# Solution to the radial energy equation

1. Aug 4, 2014

### jamie.j1989

1. The problem statement, all variables and given/known data
Find the polar equation of the orbit of an isotropic harmonic oscillator by solving the differential equation $\frac{J^{2}}{2M}$($\frac{dv}{dθ}$)$^{2}$$\frac{1}{v}$ + $\frac{J^{2}}{2M}$v + V(r) = E. And verify that it is an ellipse with centre at the origin.

2. Relevant equations
V(r) = 0.5kr2

v = 1/r2

3. The attempt at a solution

My attempt at the solution is in the attached photo

I have got the solution of r2[esinθ + 1] = l

where l = J2/(Em2) and e2 = 1- (kl)/(Em)

When I plot this i do get an ellipse but it is not centred on the origin, i'm also having trouble verifying that it is the equation for an ellipse by substituting r2 = x2 + y2, and rsinθ = y, rcosθ = x.
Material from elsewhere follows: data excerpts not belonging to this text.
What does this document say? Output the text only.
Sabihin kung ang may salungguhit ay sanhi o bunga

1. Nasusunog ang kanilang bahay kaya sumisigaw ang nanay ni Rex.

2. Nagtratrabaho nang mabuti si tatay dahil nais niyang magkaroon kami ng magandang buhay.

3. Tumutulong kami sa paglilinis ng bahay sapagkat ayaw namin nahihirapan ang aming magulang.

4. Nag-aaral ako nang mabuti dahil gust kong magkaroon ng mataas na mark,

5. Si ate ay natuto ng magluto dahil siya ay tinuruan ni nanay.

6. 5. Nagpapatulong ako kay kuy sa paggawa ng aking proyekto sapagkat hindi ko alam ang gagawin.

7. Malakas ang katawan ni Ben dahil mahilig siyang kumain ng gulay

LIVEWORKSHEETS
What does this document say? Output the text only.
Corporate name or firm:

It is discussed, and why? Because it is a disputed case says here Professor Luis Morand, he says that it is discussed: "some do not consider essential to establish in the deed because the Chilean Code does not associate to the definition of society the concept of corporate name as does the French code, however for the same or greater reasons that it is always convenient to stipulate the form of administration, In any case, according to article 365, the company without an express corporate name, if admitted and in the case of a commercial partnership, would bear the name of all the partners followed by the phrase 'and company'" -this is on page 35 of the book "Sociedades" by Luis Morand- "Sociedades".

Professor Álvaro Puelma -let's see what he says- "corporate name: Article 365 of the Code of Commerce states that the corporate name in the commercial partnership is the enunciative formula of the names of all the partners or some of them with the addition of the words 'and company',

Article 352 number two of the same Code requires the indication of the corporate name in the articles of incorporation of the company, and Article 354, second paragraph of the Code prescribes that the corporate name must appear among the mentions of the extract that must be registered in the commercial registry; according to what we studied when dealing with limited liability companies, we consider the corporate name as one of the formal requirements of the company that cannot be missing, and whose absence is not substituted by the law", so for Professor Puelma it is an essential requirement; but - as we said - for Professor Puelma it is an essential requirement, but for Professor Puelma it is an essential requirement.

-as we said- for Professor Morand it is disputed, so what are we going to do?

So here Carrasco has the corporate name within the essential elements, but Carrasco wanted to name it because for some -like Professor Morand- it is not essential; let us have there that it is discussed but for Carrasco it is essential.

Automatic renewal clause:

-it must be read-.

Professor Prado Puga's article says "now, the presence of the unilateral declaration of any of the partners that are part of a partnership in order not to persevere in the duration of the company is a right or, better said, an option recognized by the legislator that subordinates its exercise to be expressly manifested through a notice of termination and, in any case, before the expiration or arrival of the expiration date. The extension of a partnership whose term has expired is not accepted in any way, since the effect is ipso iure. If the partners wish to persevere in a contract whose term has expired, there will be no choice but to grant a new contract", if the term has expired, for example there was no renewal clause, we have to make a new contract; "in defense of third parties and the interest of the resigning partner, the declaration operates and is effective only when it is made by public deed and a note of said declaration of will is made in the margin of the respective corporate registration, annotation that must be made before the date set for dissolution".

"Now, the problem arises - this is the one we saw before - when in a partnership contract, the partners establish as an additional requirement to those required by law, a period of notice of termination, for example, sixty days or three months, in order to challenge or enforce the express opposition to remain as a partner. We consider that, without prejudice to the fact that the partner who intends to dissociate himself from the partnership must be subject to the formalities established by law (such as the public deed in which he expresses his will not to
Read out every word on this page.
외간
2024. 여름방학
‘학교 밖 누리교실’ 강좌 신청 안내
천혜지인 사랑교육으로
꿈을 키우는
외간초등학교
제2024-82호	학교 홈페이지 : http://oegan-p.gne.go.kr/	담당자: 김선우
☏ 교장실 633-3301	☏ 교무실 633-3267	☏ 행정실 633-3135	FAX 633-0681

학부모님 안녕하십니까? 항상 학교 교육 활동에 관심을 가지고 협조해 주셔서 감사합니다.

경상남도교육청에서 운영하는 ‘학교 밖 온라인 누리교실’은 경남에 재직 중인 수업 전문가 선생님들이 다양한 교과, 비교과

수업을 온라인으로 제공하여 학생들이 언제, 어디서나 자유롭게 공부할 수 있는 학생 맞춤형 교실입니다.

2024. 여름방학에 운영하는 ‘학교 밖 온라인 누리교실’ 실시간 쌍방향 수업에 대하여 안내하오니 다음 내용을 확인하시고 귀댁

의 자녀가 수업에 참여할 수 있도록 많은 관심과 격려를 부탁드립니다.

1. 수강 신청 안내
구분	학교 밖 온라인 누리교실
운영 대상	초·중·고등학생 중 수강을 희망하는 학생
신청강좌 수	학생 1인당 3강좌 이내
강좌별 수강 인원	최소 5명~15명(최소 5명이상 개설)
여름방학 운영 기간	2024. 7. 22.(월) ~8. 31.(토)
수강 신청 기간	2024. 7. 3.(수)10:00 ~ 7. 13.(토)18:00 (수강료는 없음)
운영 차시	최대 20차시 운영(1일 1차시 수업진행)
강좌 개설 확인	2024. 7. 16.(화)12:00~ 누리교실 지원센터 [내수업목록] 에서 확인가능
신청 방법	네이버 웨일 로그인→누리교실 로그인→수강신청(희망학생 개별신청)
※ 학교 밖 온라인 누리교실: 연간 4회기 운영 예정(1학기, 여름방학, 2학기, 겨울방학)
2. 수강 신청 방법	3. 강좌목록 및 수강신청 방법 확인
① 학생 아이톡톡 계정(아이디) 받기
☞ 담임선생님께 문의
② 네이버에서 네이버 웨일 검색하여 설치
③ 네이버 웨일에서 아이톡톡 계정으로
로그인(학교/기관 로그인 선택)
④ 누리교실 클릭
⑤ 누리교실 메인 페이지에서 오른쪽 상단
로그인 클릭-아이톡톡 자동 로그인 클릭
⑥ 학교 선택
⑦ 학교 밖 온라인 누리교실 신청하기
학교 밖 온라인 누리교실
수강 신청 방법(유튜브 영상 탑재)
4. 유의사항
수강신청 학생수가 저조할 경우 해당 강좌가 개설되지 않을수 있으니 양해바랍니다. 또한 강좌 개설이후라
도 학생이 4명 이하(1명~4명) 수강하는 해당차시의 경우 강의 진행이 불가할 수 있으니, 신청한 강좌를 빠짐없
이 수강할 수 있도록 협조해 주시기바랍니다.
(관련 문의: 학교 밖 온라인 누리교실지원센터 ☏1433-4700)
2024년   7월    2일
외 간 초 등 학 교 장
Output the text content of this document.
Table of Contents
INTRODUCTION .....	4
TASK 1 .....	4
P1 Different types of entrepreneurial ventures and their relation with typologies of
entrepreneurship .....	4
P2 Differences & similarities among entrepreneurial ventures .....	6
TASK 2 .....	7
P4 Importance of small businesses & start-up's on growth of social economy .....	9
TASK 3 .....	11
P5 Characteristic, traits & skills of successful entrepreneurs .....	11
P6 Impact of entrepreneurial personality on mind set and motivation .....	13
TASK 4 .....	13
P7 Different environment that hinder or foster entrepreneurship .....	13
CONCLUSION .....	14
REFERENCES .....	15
Im not sure if my solution is correct? Thanks.

#### Attached Files:

• ###### IMG_0582.jpg
File size:
35.4 KB
Views:
146
Last edited: Aug 4, 2014
2. Aug 4, 2014

### TSny

In transforming from the variable u to the variable v, it looks to me that there is an error. In particular, the first energy equation in the right column of your hand-written notes has the wrong numerical coefficient of 2 in the denominator of the first term.

Also, later when you multiplied through by 2/(EM), you dropped a factor of (1/M) in one of the terms. A dimensional analysis of the terms might be helpful.